After some coffee and pulling on my clothes, I called Hooligans. Bellenos answered.
“Hi,” I said. “Can I speak to Dermot? Is he better?”
“He’s well,” Bellenos said. “But he’s on his way to your house.”
“Oh, good! Listen, maybe you’ll know this. . . . Did he renew the wards on the house, or am I unprotected?”
“God forbid you should be with a fairy unprotected,” Bellenos said, trying to sound serious.
“No double entendres!”
“Okay, okay,” he said, and I could tell he was flashing that sharptoothed smile. “I myself put wards around your house, and I assure you they will hold.”
“Thanks, Bellenos,” I said, but I wasn’t completely happy that someone I trusted as little as Bellenos had been in charge of my protection.
“You’re welcome. Despite your doubts, I don’t want anything to happen to you.”
“That’s good to know,” I said, keeping all expression out of my voice.
Bellenos laughed. “If you get too lonely out there in the woods, you can always call me,” he said.
“Hmmm,” I said. “Thanks.” Was the elf coming on to me? That made no sense. More likely he wanted to eat me, and not in the fun way.
Maybe better not to know. I wondered how Dermot was getting here but not enough to call Bellenos again.
Reassured that Dermot was returning, I studied my list of shower preparations. I’d asked Maxine Fortenberry to make the punch, because hers was famous. I was picking up the cake from the bakery. I didn’t have to work today or tomorrow, which meant a big loss in tips, but it was turning out real convenient. So my to-do list was like: Today, complete all preparations for the baby shower. Tonight, kill Victor. Tomorrow, guests arrive for shower.
In the meantime, like any incipient hostess, I was going to be all about the cleaning.

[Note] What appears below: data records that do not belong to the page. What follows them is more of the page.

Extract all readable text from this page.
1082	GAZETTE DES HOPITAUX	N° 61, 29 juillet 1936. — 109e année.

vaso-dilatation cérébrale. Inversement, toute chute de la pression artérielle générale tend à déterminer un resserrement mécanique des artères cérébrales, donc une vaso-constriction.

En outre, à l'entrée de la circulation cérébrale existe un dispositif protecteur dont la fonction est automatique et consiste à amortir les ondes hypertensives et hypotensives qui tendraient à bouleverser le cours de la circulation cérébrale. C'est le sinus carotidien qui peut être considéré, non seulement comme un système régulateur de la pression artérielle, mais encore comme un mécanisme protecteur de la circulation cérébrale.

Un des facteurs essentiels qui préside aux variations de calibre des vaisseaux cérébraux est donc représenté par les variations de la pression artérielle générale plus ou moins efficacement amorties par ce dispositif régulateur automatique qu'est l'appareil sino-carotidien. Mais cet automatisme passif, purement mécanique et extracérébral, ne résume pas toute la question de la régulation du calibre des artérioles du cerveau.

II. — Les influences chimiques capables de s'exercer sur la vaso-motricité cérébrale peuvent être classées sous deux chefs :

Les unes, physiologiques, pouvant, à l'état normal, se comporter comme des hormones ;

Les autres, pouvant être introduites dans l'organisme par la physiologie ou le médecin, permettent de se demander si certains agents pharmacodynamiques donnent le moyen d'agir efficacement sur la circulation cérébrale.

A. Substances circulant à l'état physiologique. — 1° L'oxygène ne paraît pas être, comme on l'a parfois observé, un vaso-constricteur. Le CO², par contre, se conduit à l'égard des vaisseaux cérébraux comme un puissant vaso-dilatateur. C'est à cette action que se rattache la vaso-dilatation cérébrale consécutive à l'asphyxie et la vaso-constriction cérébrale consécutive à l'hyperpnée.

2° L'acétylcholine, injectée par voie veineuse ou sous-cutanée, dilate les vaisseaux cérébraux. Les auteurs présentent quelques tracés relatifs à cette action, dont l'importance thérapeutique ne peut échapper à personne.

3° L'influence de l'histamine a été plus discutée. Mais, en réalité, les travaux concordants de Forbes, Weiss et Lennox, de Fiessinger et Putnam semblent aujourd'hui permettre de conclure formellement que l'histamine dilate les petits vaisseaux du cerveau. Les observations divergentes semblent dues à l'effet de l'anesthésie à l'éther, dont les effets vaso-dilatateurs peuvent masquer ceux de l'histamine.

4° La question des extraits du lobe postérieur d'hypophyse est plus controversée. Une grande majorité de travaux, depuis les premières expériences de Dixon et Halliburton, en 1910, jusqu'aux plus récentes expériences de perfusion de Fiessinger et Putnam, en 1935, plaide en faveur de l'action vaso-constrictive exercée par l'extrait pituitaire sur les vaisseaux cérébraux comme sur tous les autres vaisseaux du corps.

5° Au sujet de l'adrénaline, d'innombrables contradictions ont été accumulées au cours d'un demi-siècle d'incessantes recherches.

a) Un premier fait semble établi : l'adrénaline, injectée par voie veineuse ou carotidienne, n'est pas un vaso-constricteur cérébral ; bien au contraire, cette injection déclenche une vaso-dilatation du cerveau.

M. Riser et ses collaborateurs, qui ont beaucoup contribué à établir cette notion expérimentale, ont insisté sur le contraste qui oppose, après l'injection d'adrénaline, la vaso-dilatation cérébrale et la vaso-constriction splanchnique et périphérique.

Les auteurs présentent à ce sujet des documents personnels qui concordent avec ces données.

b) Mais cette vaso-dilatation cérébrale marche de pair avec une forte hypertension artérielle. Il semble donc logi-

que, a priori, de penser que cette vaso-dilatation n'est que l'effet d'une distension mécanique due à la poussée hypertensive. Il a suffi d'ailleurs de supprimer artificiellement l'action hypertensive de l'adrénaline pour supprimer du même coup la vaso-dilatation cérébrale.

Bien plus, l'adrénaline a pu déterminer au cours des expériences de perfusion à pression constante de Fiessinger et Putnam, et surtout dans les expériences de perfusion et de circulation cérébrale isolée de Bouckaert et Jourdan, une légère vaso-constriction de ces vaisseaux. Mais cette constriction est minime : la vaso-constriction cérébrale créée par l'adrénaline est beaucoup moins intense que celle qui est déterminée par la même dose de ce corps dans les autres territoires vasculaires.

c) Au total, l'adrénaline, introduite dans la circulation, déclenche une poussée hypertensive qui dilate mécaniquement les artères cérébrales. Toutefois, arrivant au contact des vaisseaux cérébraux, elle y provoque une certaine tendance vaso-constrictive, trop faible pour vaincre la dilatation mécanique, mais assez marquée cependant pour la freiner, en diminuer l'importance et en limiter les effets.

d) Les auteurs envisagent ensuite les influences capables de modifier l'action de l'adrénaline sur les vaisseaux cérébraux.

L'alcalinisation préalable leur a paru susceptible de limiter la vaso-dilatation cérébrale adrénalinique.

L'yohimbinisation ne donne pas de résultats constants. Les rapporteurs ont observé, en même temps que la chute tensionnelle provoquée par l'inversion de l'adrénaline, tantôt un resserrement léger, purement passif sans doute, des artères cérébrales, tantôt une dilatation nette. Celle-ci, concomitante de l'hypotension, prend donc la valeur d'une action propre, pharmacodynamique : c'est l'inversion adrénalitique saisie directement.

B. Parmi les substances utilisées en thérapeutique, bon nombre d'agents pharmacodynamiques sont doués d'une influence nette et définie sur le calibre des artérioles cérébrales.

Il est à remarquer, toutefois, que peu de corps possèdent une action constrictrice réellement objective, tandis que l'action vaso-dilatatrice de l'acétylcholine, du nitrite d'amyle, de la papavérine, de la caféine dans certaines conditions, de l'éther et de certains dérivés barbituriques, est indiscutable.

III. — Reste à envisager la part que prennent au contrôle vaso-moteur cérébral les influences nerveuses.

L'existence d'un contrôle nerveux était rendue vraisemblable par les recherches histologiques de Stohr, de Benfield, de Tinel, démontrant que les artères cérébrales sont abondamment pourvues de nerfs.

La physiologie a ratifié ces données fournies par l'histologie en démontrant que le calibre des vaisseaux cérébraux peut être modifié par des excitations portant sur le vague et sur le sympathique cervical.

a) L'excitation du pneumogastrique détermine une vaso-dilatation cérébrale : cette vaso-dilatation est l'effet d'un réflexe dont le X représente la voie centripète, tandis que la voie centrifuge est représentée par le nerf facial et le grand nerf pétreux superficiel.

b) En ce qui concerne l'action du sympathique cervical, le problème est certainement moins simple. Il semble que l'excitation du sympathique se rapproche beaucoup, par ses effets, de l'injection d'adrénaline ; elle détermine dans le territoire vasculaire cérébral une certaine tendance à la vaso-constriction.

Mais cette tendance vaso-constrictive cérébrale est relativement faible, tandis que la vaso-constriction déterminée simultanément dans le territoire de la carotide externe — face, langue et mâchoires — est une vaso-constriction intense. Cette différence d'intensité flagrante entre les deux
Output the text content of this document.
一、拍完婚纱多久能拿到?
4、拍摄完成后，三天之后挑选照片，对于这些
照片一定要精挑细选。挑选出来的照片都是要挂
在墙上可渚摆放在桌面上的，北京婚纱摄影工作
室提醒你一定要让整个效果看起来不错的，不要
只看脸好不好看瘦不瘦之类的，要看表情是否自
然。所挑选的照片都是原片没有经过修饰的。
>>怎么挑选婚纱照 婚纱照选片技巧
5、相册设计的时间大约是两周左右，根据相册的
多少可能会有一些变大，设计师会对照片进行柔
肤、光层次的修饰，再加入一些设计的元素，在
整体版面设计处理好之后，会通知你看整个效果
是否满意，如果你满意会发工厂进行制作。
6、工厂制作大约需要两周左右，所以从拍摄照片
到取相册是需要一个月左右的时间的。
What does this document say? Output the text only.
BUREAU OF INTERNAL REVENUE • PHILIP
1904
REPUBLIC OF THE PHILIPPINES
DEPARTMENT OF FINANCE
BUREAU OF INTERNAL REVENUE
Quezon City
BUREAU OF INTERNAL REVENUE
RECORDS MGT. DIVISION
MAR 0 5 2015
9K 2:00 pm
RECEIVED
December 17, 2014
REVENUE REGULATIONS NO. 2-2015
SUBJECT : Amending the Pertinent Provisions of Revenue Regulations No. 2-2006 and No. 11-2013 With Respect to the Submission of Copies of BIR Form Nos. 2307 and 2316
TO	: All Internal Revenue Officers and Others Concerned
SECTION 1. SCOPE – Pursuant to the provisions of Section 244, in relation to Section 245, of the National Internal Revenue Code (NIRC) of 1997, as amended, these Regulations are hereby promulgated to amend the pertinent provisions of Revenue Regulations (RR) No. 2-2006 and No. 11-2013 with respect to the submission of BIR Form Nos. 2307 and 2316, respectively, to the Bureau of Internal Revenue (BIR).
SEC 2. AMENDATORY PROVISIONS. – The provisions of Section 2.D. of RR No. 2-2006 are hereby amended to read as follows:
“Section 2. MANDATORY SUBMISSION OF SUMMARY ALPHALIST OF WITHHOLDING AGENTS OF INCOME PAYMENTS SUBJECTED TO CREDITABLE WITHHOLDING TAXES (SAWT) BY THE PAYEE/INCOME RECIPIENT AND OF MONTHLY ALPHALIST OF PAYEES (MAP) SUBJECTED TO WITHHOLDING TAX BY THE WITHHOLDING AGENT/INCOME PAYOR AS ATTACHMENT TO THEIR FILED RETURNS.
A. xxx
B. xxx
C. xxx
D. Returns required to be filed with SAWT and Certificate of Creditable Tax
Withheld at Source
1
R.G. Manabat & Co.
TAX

My living room was still below par since the attic stuff had been sitting in it, and I started from the top down: dust the pictures, then the furniture, then the baseboards. Then vacuum. I worked my way down the hall, visiting my bedroom, the guest bedroom, and the hall bathroom. I got a squirt bottle of all-purpose cleaner and attacked the kitchen surfaces. I was about to mop the floors when I saw Dermot in the backyard. He’d driven back in a battered Chevy compact.